Thankfully, I had the realization in time to knock it off and still enjoy my hike.  I stopped.  I looked up to the tree tops, and the sun, and the sky, and was happy.  I was in my happy place.  Doing my happy thing.  On the way back to the parking lot, I passed a pond.  There was a mom and her kids fishing.  I asked if they’d caught anything and she replied that they’d just started.  I asked if they’d seen the turtles yet on the far side of the pond.  They sit on rocks, sunning themselves.  The mom said they hadn’t, but she looked over where I pointed and cried out “Awwwww” when she saw them.  I was happy I could share.

pond
The pond.  You can see the rock nearly center of this picture. If you could zoom, you could see two turtles chilling on it.

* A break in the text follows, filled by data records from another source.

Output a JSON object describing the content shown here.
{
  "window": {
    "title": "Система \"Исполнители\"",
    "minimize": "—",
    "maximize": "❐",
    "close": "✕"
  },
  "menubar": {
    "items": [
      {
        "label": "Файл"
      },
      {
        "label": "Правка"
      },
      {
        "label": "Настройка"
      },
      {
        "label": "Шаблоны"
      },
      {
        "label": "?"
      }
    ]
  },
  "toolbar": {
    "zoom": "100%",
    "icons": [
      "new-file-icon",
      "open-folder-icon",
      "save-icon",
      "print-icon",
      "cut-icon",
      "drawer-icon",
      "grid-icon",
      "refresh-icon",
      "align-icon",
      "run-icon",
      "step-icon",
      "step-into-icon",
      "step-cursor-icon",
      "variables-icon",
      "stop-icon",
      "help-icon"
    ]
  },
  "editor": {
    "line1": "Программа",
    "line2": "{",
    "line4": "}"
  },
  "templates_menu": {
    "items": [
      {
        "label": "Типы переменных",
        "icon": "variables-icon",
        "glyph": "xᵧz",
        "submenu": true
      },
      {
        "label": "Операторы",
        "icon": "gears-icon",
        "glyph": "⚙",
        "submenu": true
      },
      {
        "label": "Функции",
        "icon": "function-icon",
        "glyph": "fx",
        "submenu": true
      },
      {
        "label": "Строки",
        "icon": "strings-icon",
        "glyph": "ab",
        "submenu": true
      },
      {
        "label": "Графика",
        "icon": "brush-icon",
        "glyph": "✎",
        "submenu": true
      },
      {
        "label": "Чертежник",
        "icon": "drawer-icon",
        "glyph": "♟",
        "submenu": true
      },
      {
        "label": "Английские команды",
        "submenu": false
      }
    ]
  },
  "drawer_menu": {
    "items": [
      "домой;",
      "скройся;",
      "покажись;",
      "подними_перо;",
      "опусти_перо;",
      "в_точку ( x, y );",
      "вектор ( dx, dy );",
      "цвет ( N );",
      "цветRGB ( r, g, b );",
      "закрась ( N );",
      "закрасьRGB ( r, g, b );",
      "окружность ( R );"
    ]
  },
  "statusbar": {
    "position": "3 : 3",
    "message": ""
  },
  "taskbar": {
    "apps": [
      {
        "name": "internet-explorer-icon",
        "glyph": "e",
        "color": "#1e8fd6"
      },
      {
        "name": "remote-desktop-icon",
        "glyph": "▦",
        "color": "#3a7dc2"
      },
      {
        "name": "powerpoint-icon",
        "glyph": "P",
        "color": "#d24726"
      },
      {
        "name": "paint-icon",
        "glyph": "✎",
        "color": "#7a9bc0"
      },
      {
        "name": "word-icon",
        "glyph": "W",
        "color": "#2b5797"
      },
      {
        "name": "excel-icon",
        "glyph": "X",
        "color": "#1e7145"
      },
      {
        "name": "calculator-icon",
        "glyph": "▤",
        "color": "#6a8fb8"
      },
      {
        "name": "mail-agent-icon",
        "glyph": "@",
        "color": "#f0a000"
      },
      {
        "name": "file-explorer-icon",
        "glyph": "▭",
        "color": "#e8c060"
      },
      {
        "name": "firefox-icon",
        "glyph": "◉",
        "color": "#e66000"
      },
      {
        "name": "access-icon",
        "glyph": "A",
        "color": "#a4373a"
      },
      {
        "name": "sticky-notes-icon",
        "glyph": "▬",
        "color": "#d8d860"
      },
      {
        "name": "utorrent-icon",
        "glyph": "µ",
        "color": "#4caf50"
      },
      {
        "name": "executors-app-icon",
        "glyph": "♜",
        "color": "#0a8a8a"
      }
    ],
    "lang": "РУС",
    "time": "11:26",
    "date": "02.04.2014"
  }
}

Then hike ends with a bit of a road walk.  UPhill.  As I was beginning it, I thought this is when my brain says “Hey, we should sprint up this!” and my body has a counter offer, “I hear what you’re saying, but how about we lay down on the side of the road and hope someone scoops us up like fresh roadkill.”  And it was just as I was having this conversation with myself, that an older couple ahead of me…began SPRINTING UP THE HILL.  I couldn’t help myself, I yelled, “WOOHOO!  GO GO GO!”.  The woman pumped her arm in the air.  It was just a great, silly, wonderful moment.  I’m very glad I could enjoy it.

roadwalk
The road walk.  And the couple.  Serendipitously, I took this pic just before they started sprinting.

One comment

  1. Love how you pulled yourself out of your own spiral.
    I’ve been guilty of not doing that lately on the run.
    I’ll be thinking of you next run I’m sure.